It got to a point where we would subconsciously (okay, maybe not) see who could tell the biggest, and some time dumbest, lie to people (mostly women). And it wasn’t even to get laid, it was to do it for our amusement. If sex came because of it, well, that’s just a bonus. I think it came to this point because we were probably just tired of going out so much and seeing, and doing, the same old thing. Either way, it definitely made for more interesting evenings.

One night we we decided to leave a bar relatively early — around 10ish. Either one, or both, of us had to work early the next day or the drink special was ending. Most likely the latter. Right before we left, I decided to hit the bathroom, so Mykl said he’d meet me at the car. After I did my business, I headed for the door, and noticed Mykl talking to a couple of girls at the bar.

“Here he is now!” He said as I came up on them.

Before I could open my mouth to say hi, Mykl continued, “This is Pablo, the guy I was telling you about. He’s staying with me while they rebuild is home in Cuba — which was lost in a hurricane.”

“You’re such a sweetheart,” one of the young ladies said to Mykl. She turned to me. “Hi,” she said, “I’m Lisa and this is my friend, Sarah.”

I was about to reply when Mykl cut me off. “He doesn’t speak any English,” he said, smiling at me.

Oh, that was good. Because there was no way in hell I was not going to play along. If I didn’t play along, I wouldn’t see where it would go, and where is the fun in that?

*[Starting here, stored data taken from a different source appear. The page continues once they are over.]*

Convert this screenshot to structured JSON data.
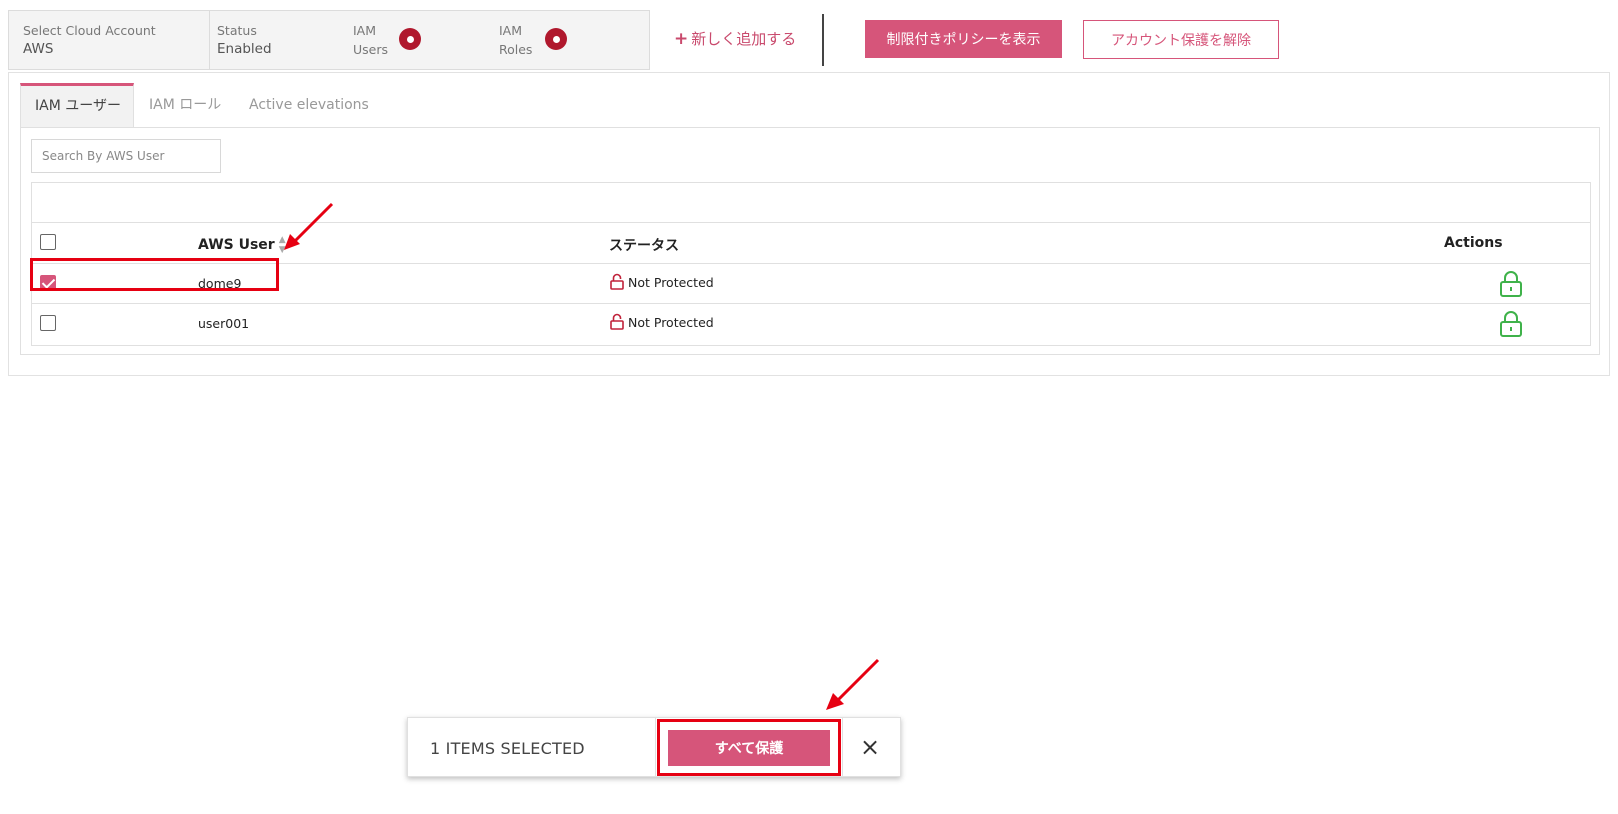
{
  "summary": {
    "cloud_account_label": "Select Cloud Account",
    "cloud_account_value": "AWS",
    "status_label": "Status",
    "status_value": "Enabled",
    "iam_users_label_1": "IAM",
    "iam_users_label_2": "Users",
    "iam_roles_label_1": "IAM",
    "iam_roles_label_2": "Roles"
  },
  "toolbar": {
    "add_new_label": "新しく追加する",
    "show_restricted_policy_label": "制限付きポリシーを表示",
    "unprotect_account_label": "アカウント保護を解除"
  },
  "tabs": [
    {
      "label": "IAM ユーザー",
      "active": true
    },
    {
      "label": "IAM ロール",
      "active": false
    },
    {
      "label": "Active elevations",
      "active": false
    }
  ],
  "search": {
    "placeholder": "Search By AWS User",
    "value": ""
  },
  "table": {
    "columns": {
      "user": "AWS User",
      "status": "ステータス",
      "actions": "Actions"
    },
    "rows": [
      {
        "user": "dome9",
        "status": "Not Protected",
        "checked": true
      },
      {
        "user": "user001",
        "status": "Not Protected",
        "checked": false
      }
    ]
  },
  "selection_bar": {
    "count_text": "1 ITEMS SELECTED",
    "protect_all_label": "すべて保護",
    "close_icon": "×"
  },
  "colors": {
    "accent": "#d6557a",
    "alert_red": "#b0182d",
    "unlocked_red": "#c0223a",
    "lock_green": "#3fb24a",
    "highlight": "#e60012"
  },
  "icons": [
    "plus-icon",
    "red-status-dot-icon",
    "sort-icon",
    "unlocked-icon",
    "lock-icon",
    "close-icon",
    "arrow-annotation-icon"
  ]
}
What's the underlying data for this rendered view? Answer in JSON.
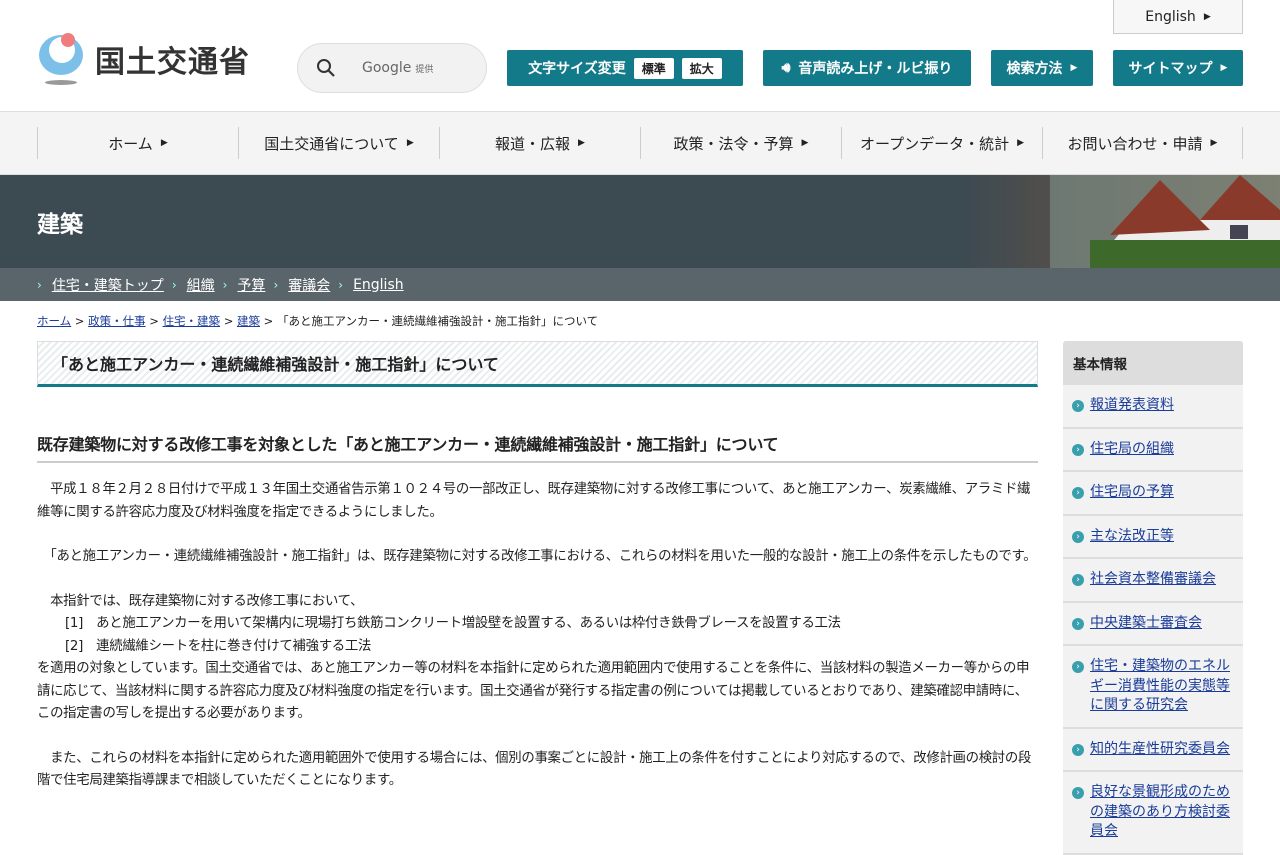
{
  "header": {
    "logo_text": "国土交通省",
    "search_brand": "Google",
    "search_suffix": "提供",
    "font_size_label": "文字サイズ変更",
    "font_standard": "標準",
    "font_large": "拡大",
    "voice_label": "音声読み上げ・ルビ振り",
    "search_method": "検索方法",
    "sitemap": "サイトマップ",
    "english": "English"
  },
  "nav": [
    "ホーム",
    "国土交通省について",
    "報道・広報",
    "政策・法令・予算",
    "オープンデータ・統計",
    "お問い合わせ・申請"
  ],
  "banner": {
    "title": "建築"
  },
  "subnav": [
    "住宅・建築トップ",
    "組織",
    "予算",
    "審議会",
    "English"
  ],
  "breadcrumb": {
    "links": [
      "ホーム",
      "政策・仕事",
      "住宅・建築",
      "建築"
    ],
    "current": "「あと施工アンカー・連続繊維補強設計・施工指針」について"
  },
  "main": {
    "title": "「あと施工アンカー・連続繊維補強設計・施工指針」について",
    "heading": "既存建築物に対する改修工事を対象とした「あと施工アンカー・連続繊維補強設計・施工指針」について",
    "p1": "　平成１８年２月２８日付けで平成１３年国土交通省告示第１０２４号の一部改正し、既存建築物に対する改修工事について、あと施工アンカー、炭素繊維、アラミド繊維等に関する許容応力度及び材料強度を指定できるようにしました。",
    "p2": "　「あと施工アンカー・連続繊維補強設計・施工指針」は、既存建築物に対する改修工事における、これらの材料を用いた一般的な設計・施工上の条件を示したものです。",
    "p3": "　本指針では、既存建築物に対する改修工事において、",
    "item1": "[1]　あと施工アンカーを用いて架構内に現場打ち鉄筋コンクリート増設壁を設置する、あるいは枠付き鉄骨ブレースを設置する工法",
    "item2": "[2]　連続繊維シートを柱に巻き付けて補強する工法",
    "p4": "を適用の対象としています。国土交通省では、あと施工アンカー等の材料を本指針に定められた適用範囲内で使用することを条件に、当該材料の製造メーカー等からの申請に応じて、当該材料に関する許容応力度及び材料強度の指定を行います。国土交通省が発行する指定書の例については掲載しているとおりであり、建築確認申請時に、この指定書の写しを提出する必要があります。",
    "p5": "　また、これらの材料を本指針に定められた適用範囲外で使用する場合には、個別の事案ごとに設計・施工上の条件を付すことにより対応するので、改修計画の検討の段階で住宅局建築指導課まで相談していただくことになります。"
  },
  "sidebar": {
    "heading": "基本情報",
    "items": [
      "報道発表資料",
      "住宅局の組織",
      "住宅局の予算",
      "主な法改正等",
      "社会資本整備審議会",
      "中央建築士審査会",
      "住宅・建築物のエネルギー消費性能の実態等に関する研究会",
      "知的生産性研究委員会",
      "良好な景観形成のための建築のあり方検討委員会"
    ]
  }
}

“Hola,” I said. And I assure you, there was no hint of an accent.

The girls giggled. “Hola,” they both said. In unison.

“Yeah,” Mykl said. “His family is with my dad in Florida. I offered to show Pablo around DC and Baltimore, so my dad and I paid for his flight up here.”

“Oh you’re so sweet,” Sarah said.

“Oh no,” Modest Mykl replied. “It’s just the way I am. I figure this may be his only chance to see the States, so I figured I would just do for him what I would hope someone would do for me.” He smiled at them. He smiled at me. He was such an angel.

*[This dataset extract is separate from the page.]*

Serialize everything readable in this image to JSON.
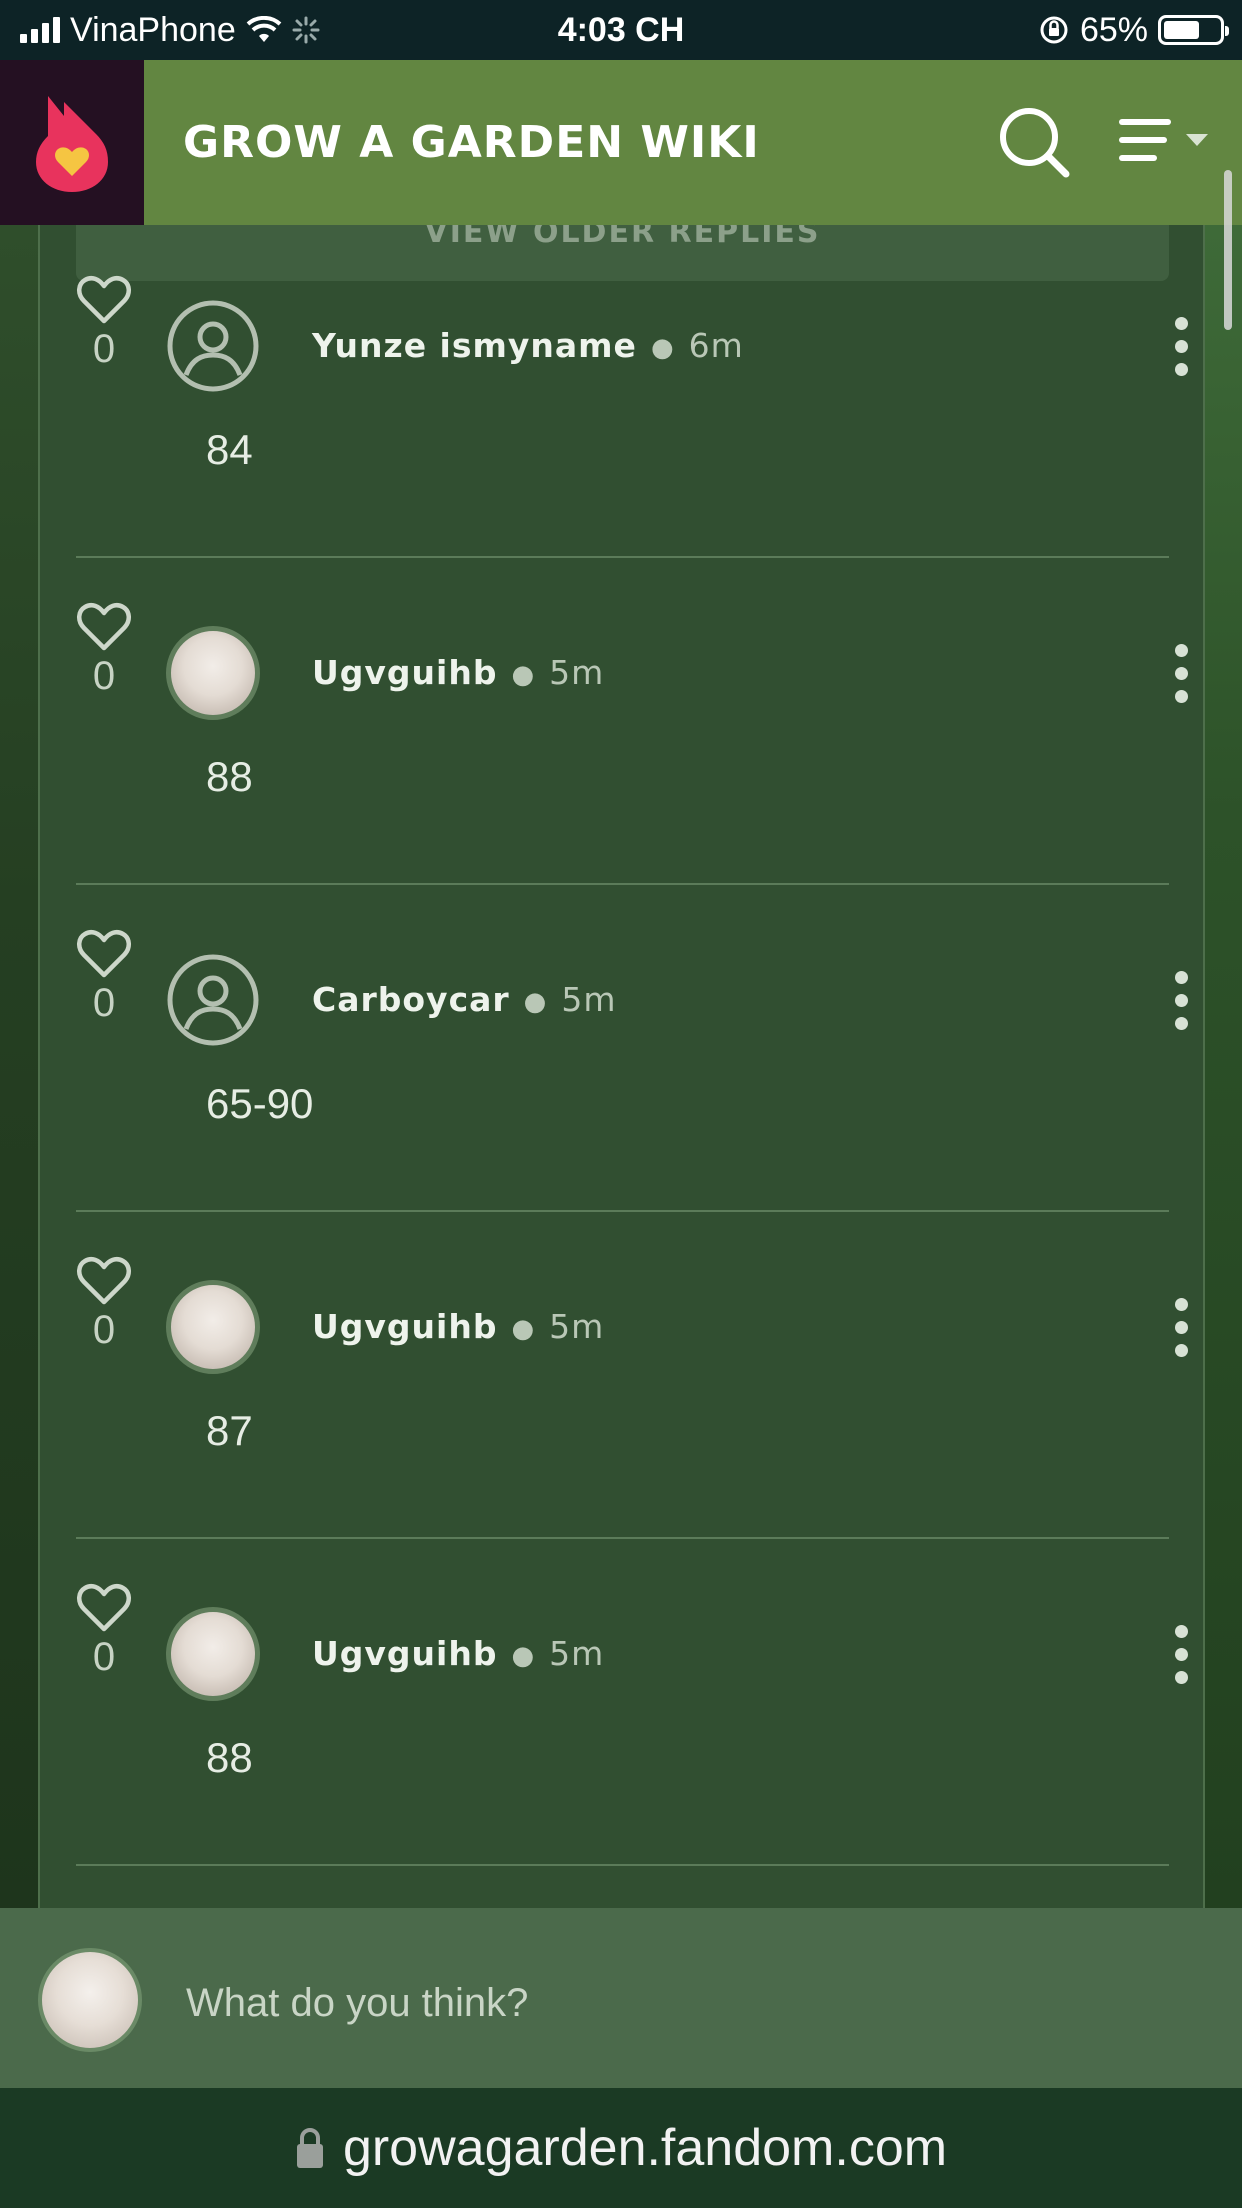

“He doesn’t even look Cuban,” said Sarah. Oh oh, the gig was up.

“Yeah. His mom is American. He looks like her,” Mykl immediately replied. SAVE!

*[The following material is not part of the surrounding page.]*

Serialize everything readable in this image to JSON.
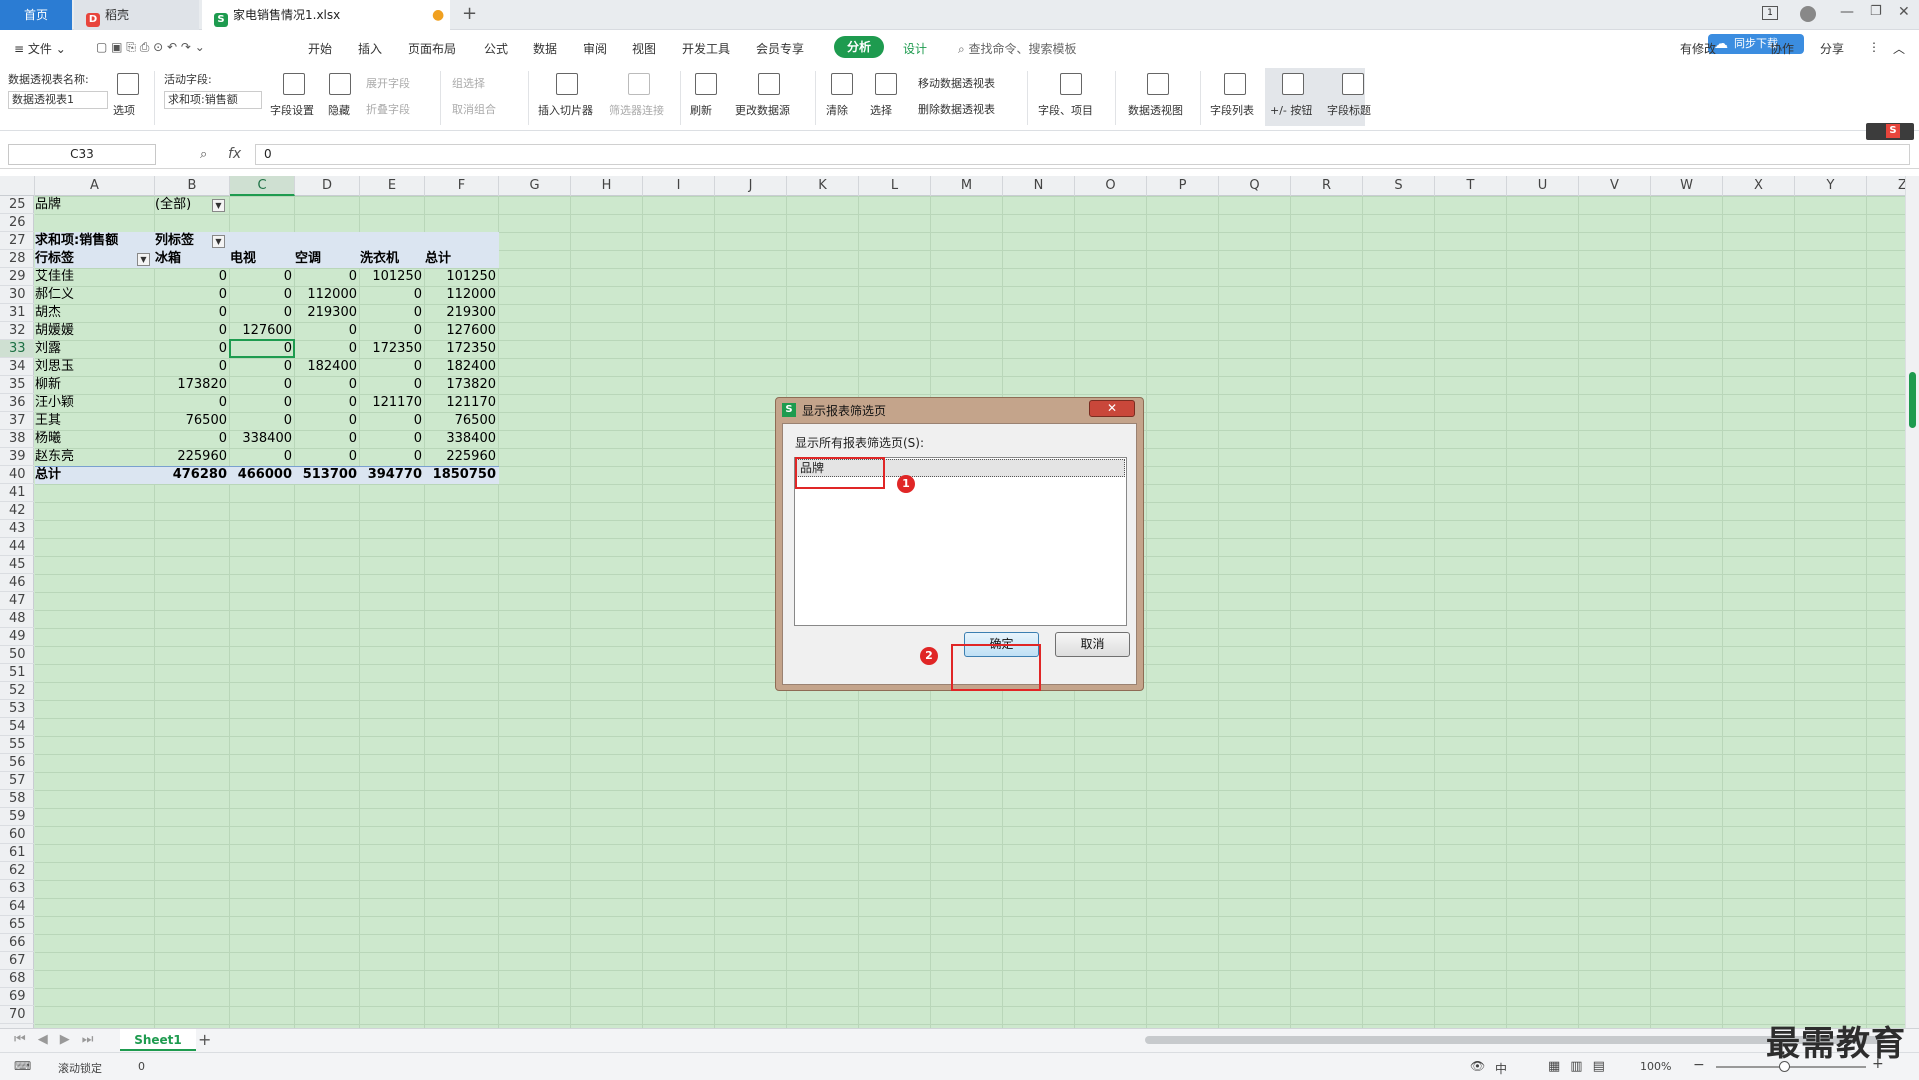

“Do you speak Spanish?” Lisa asked Mykl.

“No, but my roomate, Jefe, does.” Yeah, he was referring to my friend Jeff. Who doesn’t speak Spanish. “But he’s working tonight, so I decided to take Pablo out. Drinking and having fun is universal, isn’t it ladies?”

They giggled. I stood there, silently, grinning like an idiot.

Soon enough, it was apparent the ladies weren’t leaving anytime soon, so Mykl said goodbye, I said adios and we left.

And laughed our asses off all the way home.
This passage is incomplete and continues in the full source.